Her process makes her pieces seem weathered, with creases, tears, and printing imperfections that mimic the appearance of old photographs. The subjects sit and shift while being photographed using a low shutter speed. She manipulates the pictures, prints them reversed, uses a gel to transfer them onto archival paper, then rubs away the initial medium so only the ink is left behind.
She discussed her work over Zoom with a small in-person audience at the Humanities Center on Wednesday. The talk was part of the Sawyer Seminar series “Unbordering Migration in the Americas” that, according to their website, “enables interdisciplinary research into the movement of peoples in the Western Hemisphere both past and present, with an emphasis on issues of social justice.”
Brewster said her art is about migration, memory, community, identity, intimacy — all subjects that she has tackled for the duration of the “Blur” series.
Her parents’ relocation to Canada from Guyana in the late 1960s is a central inspiration for her work. She said her pieces take the idea of migration and embody it in the motion of her subjects while commenting on the preciousness of transmitted memories.
In fact, she began the talk by presenting the audience with examples of old, weathered photographs of her parents from the 1960s and 1970s to spotlight that inspiration.
“I often refer to the work’s connection to old photographs and the preciousness of these tangible archival pieces that we keep no matter how tattered they get,” she said over email. “They can be fractured and creased and tattered yet at the same time beautiful as they hold so much meaning for us.”
The blurring of her subjects’ faces also serves as a commentary on the tension between retaining individuality while being part of a group, and on negative media portrayals and perceptions of minority communities.

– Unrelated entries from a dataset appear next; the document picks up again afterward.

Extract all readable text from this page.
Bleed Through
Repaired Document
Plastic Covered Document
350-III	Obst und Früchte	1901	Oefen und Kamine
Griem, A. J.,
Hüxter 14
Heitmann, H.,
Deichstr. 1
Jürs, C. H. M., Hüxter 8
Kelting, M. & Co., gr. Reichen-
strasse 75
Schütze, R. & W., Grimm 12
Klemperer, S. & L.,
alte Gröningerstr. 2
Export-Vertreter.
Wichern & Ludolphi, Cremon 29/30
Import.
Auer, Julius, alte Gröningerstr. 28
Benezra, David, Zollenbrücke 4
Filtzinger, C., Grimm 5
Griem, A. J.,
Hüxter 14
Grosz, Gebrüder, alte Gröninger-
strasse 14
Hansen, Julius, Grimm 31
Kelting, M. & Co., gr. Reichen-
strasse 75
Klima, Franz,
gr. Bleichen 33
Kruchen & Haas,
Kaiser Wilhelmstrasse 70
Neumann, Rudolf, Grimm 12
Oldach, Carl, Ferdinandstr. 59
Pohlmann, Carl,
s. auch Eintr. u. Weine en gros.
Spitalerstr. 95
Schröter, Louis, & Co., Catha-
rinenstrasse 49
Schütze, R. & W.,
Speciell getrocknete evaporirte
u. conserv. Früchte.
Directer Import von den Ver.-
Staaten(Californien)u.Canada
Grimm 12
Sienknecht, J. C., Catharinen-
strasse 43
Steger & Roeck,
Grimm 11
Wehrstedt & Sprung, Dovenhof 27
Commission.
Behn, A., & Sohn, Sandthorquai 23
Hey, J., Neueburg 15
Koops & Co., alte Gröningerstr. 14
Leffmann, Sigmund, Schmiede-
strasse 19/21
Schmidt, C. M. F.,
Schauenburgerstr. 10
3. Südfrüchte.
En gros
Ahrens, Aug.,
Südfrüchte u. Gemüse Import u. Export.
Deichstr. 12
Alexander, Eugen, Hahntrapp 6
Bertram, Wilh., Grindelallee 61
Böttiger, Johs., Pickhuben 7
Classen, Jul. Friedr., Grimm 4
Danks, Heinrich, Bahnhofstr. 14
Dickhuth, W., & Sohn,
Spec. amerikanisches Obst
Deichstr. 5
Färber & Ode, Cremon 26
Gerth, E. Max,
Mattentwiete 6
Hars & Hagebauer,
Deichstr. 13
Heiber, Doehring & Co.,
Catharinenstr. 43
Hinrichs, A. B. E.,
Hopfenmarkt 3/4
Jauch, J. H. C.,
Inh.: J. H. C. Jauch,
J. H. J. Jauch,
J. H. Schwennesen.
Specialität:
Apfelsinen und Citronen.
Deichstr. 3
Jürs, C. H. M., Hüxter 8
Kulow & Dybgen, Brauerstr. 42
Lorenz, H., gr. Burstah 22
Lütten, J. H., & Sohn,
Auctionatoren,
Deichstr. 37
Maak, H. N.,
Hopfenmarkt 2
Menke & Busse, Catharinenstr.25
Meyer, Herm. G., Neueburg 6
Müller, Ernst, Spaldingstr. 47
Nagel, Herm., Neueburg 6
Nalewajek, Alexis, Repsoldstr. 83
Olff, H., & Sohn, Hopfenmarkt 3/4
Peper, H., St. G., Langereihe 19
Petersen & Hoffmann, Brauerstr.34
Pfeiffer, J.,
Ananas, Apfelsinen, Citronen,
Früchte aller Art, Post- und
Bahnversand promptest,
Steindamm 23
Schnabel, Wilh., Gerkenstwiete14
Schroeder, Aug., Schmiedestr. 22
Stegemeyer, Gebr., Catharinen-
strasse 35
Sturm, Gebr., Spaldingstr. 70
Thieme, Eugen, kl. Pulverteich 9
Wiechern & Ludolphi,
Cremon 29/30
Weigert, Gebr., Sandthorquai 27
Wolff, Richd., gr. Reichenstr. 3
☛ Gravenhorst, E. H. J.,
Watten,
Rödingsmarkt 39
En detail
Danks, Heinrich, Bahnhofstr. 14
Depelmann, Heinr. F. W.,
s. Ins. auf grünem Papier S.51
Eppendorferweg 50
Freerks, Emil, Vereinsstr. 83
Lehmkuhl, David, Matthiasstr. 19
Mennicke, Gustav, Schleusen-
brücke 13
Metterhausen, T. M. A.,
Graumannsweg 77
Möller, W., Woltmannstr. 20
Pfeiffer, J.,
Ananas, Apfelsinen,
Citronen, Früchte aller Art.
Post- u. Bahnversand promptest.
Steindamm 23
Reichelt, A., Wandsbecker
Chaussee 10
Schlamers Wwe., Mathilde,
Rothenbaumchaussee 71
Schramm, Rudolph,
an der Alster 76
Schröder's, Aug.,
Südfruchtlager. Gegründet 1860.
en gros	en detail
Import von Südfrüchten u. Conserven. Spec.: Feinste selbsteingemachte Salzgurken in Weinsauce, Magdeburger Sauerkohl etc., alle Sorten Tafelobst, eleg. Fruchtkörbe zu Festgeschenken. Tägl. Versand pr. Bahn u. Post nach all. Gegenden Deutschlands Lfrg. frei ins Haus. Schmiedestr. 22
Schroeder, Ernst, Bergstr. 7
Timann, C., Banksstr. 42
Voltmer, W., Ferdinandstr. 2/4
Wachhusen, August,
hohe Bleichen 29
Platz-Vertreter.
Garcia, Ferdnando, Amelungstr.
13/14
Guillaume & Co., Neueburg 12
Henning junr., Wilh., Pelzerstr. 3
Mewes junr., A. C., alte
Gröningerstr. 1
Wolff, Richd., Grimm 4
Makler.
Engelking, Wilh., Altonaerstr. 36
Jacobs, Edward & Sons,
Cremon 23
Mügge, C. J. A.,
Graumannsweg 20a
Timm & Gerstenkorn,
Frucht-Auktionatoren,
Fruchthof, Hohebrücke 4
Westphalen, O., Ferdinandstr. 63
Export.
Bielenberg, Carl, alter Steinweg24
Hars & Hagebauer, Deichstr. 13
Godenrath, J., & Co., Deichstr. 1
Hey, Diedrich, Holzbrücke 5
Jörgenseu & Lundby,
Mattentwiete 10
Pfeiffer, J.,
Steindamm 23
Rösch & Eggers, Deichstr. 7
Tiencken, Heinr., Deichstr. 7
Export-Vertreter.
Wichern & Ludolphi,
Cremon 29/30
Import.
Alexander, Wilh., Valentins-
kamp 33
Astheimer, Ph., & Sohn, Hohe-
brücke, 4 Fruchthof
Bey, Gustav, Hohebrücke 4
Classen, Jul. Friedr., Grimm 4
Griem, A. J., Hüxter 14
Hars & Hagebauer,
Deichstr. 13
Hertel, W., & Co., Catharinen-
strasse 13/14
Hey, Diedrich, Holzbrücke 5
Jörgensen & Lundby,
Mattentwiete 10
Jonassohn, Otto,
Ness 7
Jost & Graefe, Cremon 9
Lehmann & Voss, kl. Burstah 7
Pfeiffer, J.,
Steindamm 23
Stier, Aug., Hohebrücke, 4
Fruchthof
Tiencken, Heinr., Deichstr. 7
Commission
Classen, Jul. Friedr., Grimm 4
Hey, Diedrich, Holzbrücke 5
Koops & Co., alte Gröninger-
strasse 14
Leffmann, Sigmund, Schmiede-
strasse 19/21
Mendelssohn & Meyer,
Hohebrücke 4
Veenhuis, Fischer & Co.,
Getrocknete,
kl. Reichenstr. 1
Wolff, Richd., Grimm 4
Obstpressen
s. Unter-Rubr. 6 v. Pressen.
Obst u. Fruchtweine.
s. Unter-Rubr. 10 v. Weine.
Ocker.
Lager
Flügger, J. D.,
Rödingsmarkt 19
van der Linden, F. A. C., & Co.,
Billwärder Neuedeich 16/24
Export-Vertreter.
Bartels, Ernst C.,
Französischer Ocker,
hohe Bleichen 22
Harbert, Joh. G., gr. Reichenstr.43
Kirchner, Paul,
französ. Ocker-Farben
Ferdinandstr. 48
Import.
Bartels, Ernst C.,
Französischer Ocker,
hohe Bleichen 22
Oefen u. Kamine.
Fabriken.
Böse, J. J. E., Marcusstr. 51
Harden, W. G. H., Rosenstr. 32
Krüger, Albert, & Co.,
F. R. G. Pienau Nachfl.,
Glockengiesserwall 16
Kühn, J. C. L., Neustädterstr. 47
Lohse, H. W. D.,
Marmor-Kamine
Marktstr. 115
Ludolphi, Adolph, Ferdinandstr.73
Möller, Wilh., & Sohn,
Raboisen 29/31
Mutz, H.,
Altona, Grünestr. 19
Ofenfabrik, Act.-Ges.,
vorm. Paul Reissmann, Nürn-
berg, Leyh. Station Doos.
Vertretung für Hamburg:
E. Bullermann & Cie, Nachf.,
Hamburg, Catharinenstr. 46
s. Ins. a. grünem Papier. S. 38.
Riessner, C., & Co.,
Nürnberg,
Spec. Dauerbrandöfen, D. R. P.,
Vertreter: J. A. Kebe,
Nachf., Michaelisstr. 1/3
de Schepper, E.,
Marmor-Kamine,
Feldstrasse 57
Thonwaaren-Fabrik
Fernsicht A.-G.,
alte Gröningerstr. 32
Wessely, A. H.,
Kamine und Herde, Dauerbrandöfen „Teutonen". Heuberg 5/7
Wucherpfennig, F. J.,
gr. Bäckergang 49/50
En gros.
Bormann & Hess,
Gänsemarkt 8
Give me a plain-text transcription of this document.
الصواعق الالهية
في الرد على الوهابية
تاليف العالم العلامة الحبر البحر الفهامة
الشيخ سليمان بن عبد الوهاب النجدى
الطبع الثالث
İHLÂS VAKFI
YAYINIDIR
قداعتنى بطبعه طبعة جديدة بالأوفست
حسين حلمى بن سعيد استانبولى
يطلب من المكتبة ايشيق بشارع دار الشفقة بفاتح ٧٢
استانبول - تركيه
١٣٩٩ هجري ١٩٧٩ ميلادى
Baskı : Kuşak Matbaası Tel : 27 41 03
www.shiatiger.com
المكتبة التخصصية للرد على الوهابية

“What I was also interested in was the inability to fix these people,” Brewster said. “A continuous interest of mine is the whole perception of certain communities as monolithic, the idea that people of the same community are the same despite the wealth of individuality in every person.”
Leaving the viewer unable to pin down the subjects’ identities, the facial blurring in Brewster’s art is intended to emphasize everyone’s right to withhold parts of themselves even while embracing community, she says.
“Precious Sense” is open for free viewing in Hartnett Art Gallery on Wednesdays-Saturdays from 12-7 p.m. until Feb. 19, and the Sawyer Seminar series will be holding talks periodically through the semester.